DAPA-HF (Dapagliflozin And Prevention of Adverse-outcomes in Heart Failure) is an international, multi-center, parallel group, randomized, double-blind trial in patients with heart failure and reduced ejection fraction (LVEF ≤ 40%), with and without T2D, designed to evaluate the effect of Dapagliflozin 10mg, compared with placebo, given once daily in addition to standard of care. The primary composite outcome was time to a worsening heart failure event (hospitalization or equivalent event; i.e. an urgent heart failure visit), or cardiovascular death.

Over a median follow-up of 18 months, dapagliflozin showed benefit for the primary outcome of CV death or worsening HF, with a 27% relative risk reduction in patients without diabetes (HR = 0.73; 95% CI, 0.6-0.88) compared with 25% in patients with diabetes (HR = 0.75; 95% CI, 0.63-0.9; for interaction = 0.8).

"Even in patients without diabetes, you see very early separation [of the primary outcome curves] — a rapidly developing benefit of dapagliflozin compared to placebo," McMurray said during a press conference.

Additional results presented show similar results for secondary outcomes, including:

  • CV death or HF hospitalization: 27% relative risk reduction in patients without diabetes (HR = 0.73; 95% CI, 0.6-0.89) and 25% relative risk reduction in patients with diabetes (HR = 0.75; 95% CI, 0.63-0.9); for interaction = 0.83.
  • Total HF hospitalizations and CV death, including first and repeat hospitalizations: rate ratio = 0.73 (95% CI, 0.59-0.91) in patients without diabetes and 0.77 (95% CI, 0.63-0.94) in patients with diabetes; for interaction = 0.74.
  • Clinically meaningful change (at least 5 points) in Kansas City Cardiomyopathy Questionnaire Total Symptom Score: OR for improvement = 1.12 (95% CI, 1.03-1.22) for patients without diabetes and 1.2 (95% CI, 1.09-1.31) for patients with diabetes; for interaction = 0.74)
  • Worsening renal function, defined as a sustained 50% reduction in estimated glomerular filtration rate, end-stage renal disease or death from renal causes: HR = 0.67 (95% CI, 0.3-1.49) for patients without diabetes and 0.73 (95% CI, 0.39-1.34) for patients with diabetes; for interaction = 0.86.
  • All-cause death: 12% relative reduction in patients without diabetes (HR = 0.88; 95% CI, 0.7-1.12) and 22% relative reduction in patients with diabetes (HR = 0.78; 95% CI, 0.63-0.97); for interaction = 0.45.

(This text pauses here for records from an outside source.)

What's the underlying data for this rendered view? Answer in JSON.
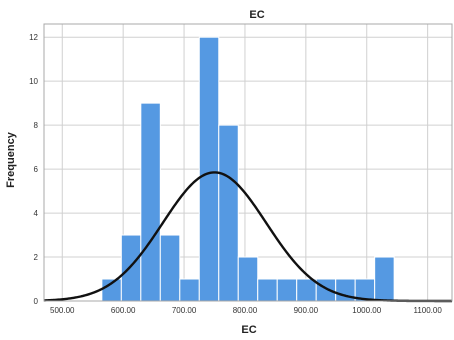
{
  "chart_data": {
    "type": "bar",
    "subtype": "histogram",
    "title": "EC",
    "xlabel": "EC",
    "ylabel": "Frequency",
    "xlim": [
      470,
      1140
    ],
    "ylim": [
      0,
      12.6
    ],
    "x_ticks": [
      500,
      600,
      700,
      800,
      900,
      1000,
      1100
    ],
    "x_tick_labels": [
      "500.00",
      "600.00",
      "700.00",
      "800.00",
      "900.00",
      "1000.00",
      "1100.00"
    ],
    "y_ticks": [
      0,
      2,
      4,
      6,
      8,
      10,
      12
    ],
    "y_tick_labels": [
      "0",
      "2",
      "4",
      "6",
      "8",
      "10",
      "12"
    ],
    "bins": [
      {
        "start": 565,
        "end": 597,
        "count": 1
      },
      {
        "start": 597,
        "end": 629,
        "count": 3
      },
      {
        "start": 629,
        "end": 661,
        "count": 9
      },
      {
        "start": 661,
        "end": 693,
        "count": 3
      },
      {
        "start": 693,
        "end": 725,
        "count": 1
      },
      {
        "start": 725,
        "end": 757,
        "count": 12
      },
      {
        "start": 757,
        "end": 789,
        "count": 8
      },
      {
        "start": 789,
        "end": 821,
        "count": 2
      },
      {
        "start": 821,
        "end": 853,
        "count": 1
      },
      {
        "start": 853,
        "end": 885,
        "count": 1
      },
      {
        "start": 885,
        "end": 917,
        "count": 1
      },
      {
        "start": 917,
        "end": 949,
        "count": 1
      },
      {
        "start": 949,
        "end": 981,
        "count": 1
      },
      {
        "start": 981,
        "end": 1013,
        "count": 1
      },
      {
        "start": 1013,
        "end": 1045,
        "count": 2
      }
    ],
    "normal_curve": {
      "mean": 750,
      "sd": 85,
      "peak": 5.85
    },
    "grid": true,
    "colors": {
      "bar": "#5599e2",
      "bar_edge": "#ffffff",
      "curve": "#111111",
      "grid": "#d0d0d0",
      "frame": "#a8a8a8"
    }
  }
}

"The relative and absolute risk reductions in death and hospitalization were substantial, clinically important, and consistent in patients with and without type 2 diabetes," McMurray said.

DAPA-HF is the first outcomes trial with an SGLT2 inhibitor investigating the treatment of HF in patients with reduced ejection fraction (HFrEF), with and without type-2 diabetes (T2D). The new analyses showed the consistency of these results across patient subgroups with and without T2D, an early onset of effects, and improvement in patient-reported outcomes of HF-related health status.